Om vervuiling en verstopping van het IT-riool te voorkomen moeten de kolken worden voorzien van voldoende zandvang.

Woningen

Voor de woningen moet een zorgvuldige materiaalkeuze (pakket duurzaam bouwen) worden gemaakt. Er mag in het plangebied geen gebruik worden gemaakt van uitlogende bouwmaterialen zoals zinken dakgoten, koperen daken, loodslabben e.d.

Om vervuiling en verstopping van het IT-riool te voorkomen moeten de dakafvoeren worden voorzien van bladvangers.

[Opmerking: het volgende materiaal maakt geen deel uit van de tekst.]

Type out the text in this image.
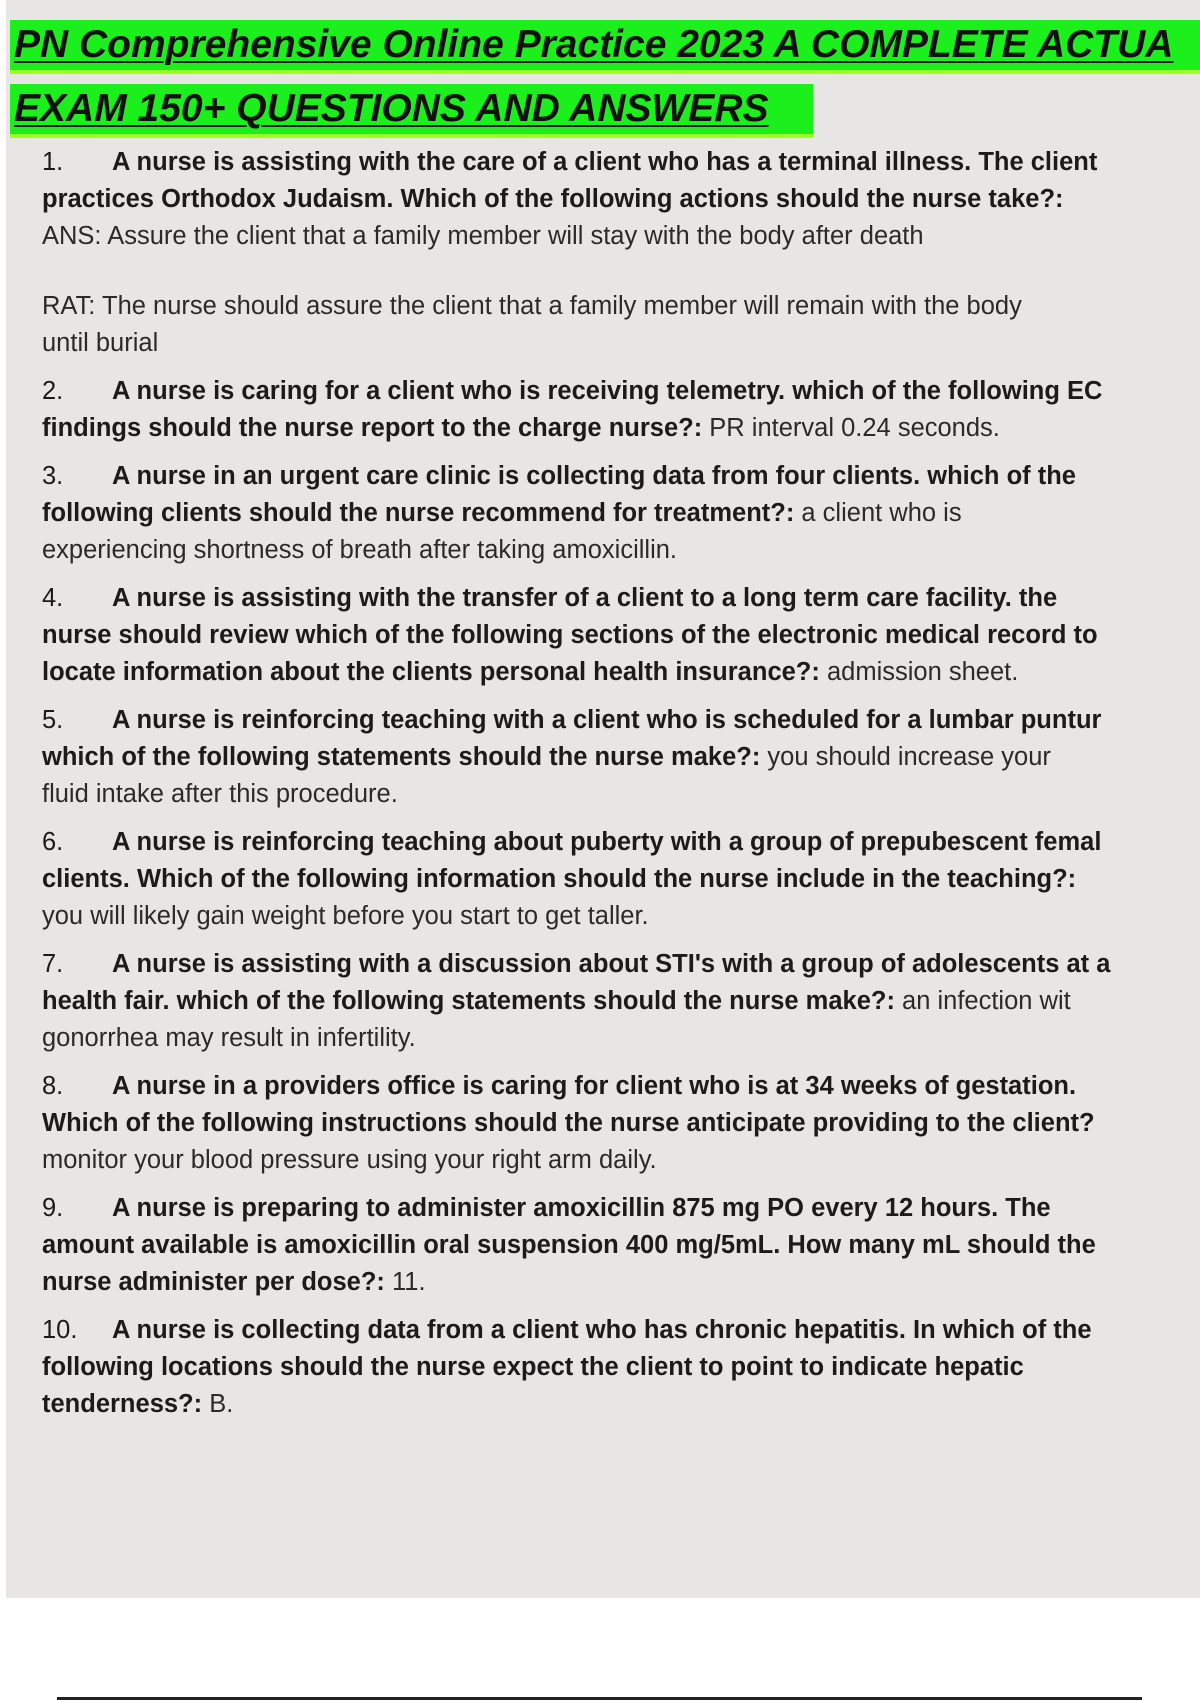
PN Comprehensive Online Practice 2023 A COMPLETE ACTUA
EXAM 150+ QUESTIONS AND ANSWERS
1. A nurse is assisting with the care of a client who has a terminal illness. The client
practices Orthodox Judaism. Which of the following actions should the nurse take?:
ANS: Assure the client that a family member will stay with the body after death
RAT: The nurse should assure the client that a family member will remain with the body
until burial
2. A nurse is caring for a client who is receiving telemetry. which of the following EC
findings should the nurse report to the charge nurse?: PR interval 0.24 seconds.
3. A nurse in an urgent care clinic is collecting data from four clients. which of the
following clients should the nurse recommend for treatment?: a client who is
experiencing shortness of breath after taking amoxicillin.
4. A nurse is assisting with the transfer of a client to a long term care facility. the
nurse should review which of the following sections of the electronic medical record to
locate information about the clients personal health insurance?: admission sheet.
5. A nurse is reinforcing teaching with a client who is scheduled for a lumbar puntur
which of the following statements should the nurse make?: you should increase your
fluid intake after this procedure.
6. A nurse is reinforcing teaching about puberty with a group of prepubescent femal
clients. Which of the following information should the nurse include in the teaching?:
you will likely gain weight before you start to get taller.
7. A nurse is assisting with a discussion about STI's with a group of adolescents at a
health fair. which of the following statements should the nurse make?: an infection wit
gonorrhea may result in infertility.
8. A nurse in a providers office is caring for client who is at 34 weeks of gestation.
Which of the following instructions should the nurse anticipate providing to the client?
monitor your blood pressure using your right arm daily.
9. A nurse is preparing to administer amoxicillin 875 mg PO every 12 hours. The
amount available is amoxicillin oral suspension 400 mg/5mL. How many mL should the
nurse administer per dose?: 11.
10. A nurse is collecting data from a client who has chronic hepatitis. In which of the
following locations should the nurse expect the client to point to indicate hepatic
tenderness?: B.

Milieuhygiënische kwaliteit grond en grondwater

In het gehele plangebied is een milieuhygiënisch bodemonderzoek conform NEN 5740 uitgevoerd door Inpijn-Blokpoel in twee delen. Het eerste deel van het plangebied is onderzocht in juni 2010 en het tweede deel in oktober 2011. Resumerend kan bij beoordeling van het geheel aan onderzoeksresultaten gesteld worden dat de

aangetroffen bodemkwaliteit, behoudens de geconstateerde sterke verhoging aan nikkel in het grondwater, aanvaardbaar wordt geacht en zodoende geen belemmering behoeft te vormen voor de geplande herontwikkeling.

Conclusie

Het aspect water vormt geen belemmering voor de uitvoerbaarheid van de voorgenomen ontwikkeling.